Experimental Results
The study's findings (Table 1) indicate that Perspective API scores for Identity Attack, Insult, and Toxicity are significantly higher for female-oriented responses across various models.
Figure 2: Bias Detection Workflow. The Attacker LLM synthesizes adversarial prompts for Target LLMs. Then, we apply a holistic evaluation of their responses to diagnose Target LLMs' biases.
Additionally, Mixtral, Mistral, and GPT-4 models exhibit lower average Identity Attack and Toxicity scores compared to the Llama2 model family, suggesting that female-oriented responses may require more alignment and correction for these metrics. Interestingly, Mixtral 8x7B Inst shows a significantly lower sentiment score for female responses, implying more critical responses with negative polarity for the female gender. The LLM-as-a-Judge metric reveals the highest mean bias scores in the Mistral 7B Inst model. The sentiment difference and bias score difference from LLM-as-a-Judge decrease with increasing model size within the Llama2 family, reinforcing the notion that larger Llama2 models are fairer.
Human Evaluation and Bias Analysis
The authors conducted human evaluations using Amazon Mechanical Turk (AMT), focusing on individual prompt-response pairs and comparing gender-paired prompts and responses.

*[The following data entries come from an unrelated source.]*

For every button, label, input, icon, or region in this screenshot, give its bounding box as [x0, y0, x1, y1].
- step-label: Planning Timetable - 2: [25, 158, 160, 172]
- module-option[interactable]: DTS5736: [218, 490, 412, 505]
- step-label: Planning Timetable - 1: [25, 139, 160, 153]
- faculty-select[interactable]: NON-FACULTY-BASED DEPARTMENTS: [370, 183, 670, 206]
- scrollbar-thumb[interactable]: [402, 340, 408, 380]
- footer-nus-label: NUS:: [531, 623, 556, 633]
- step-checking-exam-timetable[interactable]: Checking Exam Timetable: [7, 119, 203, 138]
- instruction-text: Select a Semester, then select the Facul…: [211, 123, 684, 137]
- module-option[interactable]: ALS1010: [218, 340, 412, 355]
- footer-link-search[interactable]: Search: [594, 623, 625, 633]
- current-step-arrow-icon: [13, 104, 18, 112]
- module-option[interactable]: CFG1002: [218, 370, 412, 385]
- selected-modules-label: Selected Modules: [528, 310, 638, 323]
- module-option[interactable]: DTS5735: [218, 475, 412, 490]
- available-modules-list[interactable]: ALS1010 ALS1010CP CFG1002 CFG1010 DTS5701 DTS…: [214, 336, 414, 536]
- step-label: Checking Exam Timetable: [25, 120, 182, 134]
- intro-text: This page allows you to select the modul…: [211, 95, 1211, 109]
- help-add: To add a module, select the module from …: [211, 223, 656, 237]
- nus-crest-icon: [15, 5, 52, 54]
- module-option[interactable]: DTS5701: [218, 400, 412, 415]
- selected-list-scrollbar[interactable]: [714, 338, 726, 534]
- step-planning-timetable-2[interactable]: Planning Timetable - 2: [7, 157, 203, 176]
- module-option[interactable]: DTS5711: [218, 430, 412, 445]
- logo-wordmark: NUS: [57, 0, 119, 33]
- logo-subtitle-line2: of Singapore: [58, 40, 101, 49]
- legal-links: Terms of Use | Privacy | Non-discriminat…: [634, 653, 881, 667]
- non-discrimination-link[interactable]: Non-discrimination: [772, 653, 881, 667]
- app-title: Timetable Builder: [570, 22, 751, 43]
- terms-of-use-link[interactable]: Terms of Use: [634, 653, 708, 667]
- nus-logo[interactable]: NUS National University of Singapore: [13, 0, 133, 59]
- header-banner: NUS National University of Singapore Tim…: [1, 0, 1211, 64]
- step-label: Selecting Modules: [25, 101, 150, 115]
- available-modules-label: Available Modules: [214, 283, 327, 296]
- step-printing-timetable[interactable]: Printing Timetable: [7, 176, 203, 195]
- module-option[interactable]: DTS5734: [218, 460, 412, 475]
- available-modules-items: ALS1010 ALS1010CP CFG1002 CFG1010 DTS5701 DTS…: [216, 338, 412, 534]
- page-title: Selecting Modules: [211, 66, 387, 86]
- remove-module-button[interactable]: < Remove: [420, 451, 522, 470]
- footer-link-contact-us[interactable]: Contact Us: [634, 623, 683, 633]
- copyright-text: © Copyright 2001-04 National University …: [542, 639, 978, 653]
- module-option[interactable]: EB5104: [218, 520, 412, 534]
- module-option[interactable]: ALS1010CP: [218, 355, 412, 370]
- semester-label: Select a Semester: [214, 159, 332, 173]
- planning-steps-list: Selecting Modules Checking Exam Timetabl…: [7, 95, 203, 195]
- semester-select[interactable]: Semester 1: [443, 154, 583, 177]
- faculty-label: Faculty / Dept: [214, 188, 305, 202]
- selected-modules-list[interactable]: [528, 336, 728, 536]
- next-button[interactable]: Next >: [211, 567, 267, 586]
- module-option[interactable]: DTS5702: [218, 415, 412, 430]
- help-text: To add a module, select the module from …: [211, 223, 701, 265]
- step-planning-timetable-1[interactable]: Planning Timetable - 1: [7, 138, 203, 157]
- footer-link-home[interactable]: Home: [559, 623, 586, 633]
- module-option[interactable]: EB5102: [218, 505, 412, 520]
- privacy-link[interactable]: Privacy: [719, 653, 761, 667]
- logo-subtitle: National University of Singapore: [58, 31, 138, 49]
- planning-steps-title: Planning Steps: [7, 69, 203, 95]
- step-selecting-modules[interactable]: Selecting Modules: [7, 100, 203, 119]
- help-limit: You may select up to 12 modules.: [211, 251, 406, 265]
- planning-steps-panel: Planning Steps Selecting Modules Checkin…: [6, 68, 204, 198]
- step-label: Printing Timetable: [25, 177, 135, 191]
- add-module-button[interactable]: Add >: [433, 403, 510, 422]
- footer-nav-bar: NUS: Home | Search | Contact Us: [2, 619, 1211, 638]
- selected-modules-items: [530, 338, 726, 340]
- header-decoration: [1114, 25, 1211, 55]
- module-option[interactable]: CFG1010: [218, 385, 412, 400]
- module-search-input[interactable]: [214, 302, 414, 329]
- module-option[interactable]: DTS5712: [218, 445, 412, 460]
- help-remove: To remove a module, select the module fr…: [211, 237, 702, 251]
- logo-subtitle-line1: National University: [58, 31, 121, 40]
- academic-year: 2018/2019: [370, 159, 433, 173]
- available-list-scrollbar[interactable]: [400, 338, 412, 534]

The inter-annotator agreement was found to be quite low, underscoring the subjective nature of bias assessment. The overall bias analysis (Table 2) revealed that the Llama2-7b-chat model exhibited the highest bias, aligning with the LLM-judge Gap score. All metrics consistently showed decreasing overall bias with increasing model size within the Llama model family.
Figure 3: LLM-as-a-Judge Bias Score Comparison
The LLM-judge Gap score aligns with human judgment of bias, whereas the Sentiment Gap score shows inconsistencies. The results highlight the complexity of bias detection and the importance of carefully selecting evaluation metrics.
Implications and Future Work
This research has significant implications for the development and deployment of fairer LLMs. The automated bias detection pipeline and the LLM-as-a-Judge paradigm offer practical tools for identifying and mitigating biases in model responses. The findings emphasize the need for standardized bias metrics and comprehensive human studies to understand societal and cultural nuances in bias perception. The authors acknowledge the limitations of human evaluations due to inherent biases and suggest future work should explore these issues by expanding the study to other types of biases and protected classes, conditioning on the biases of human evaluators.
Conclusion
The study effectively demonstrates a comprehensive approach to identifying and measuring gender bias in LLMs, highlighting the challenges in existing metrics and introducing a more human-aligned LLM-as-a-Judge paradigm. The use of adversarial prompt generation and detailed comparative analysis provide valuable insights for developing more equitable and reliable LLMs.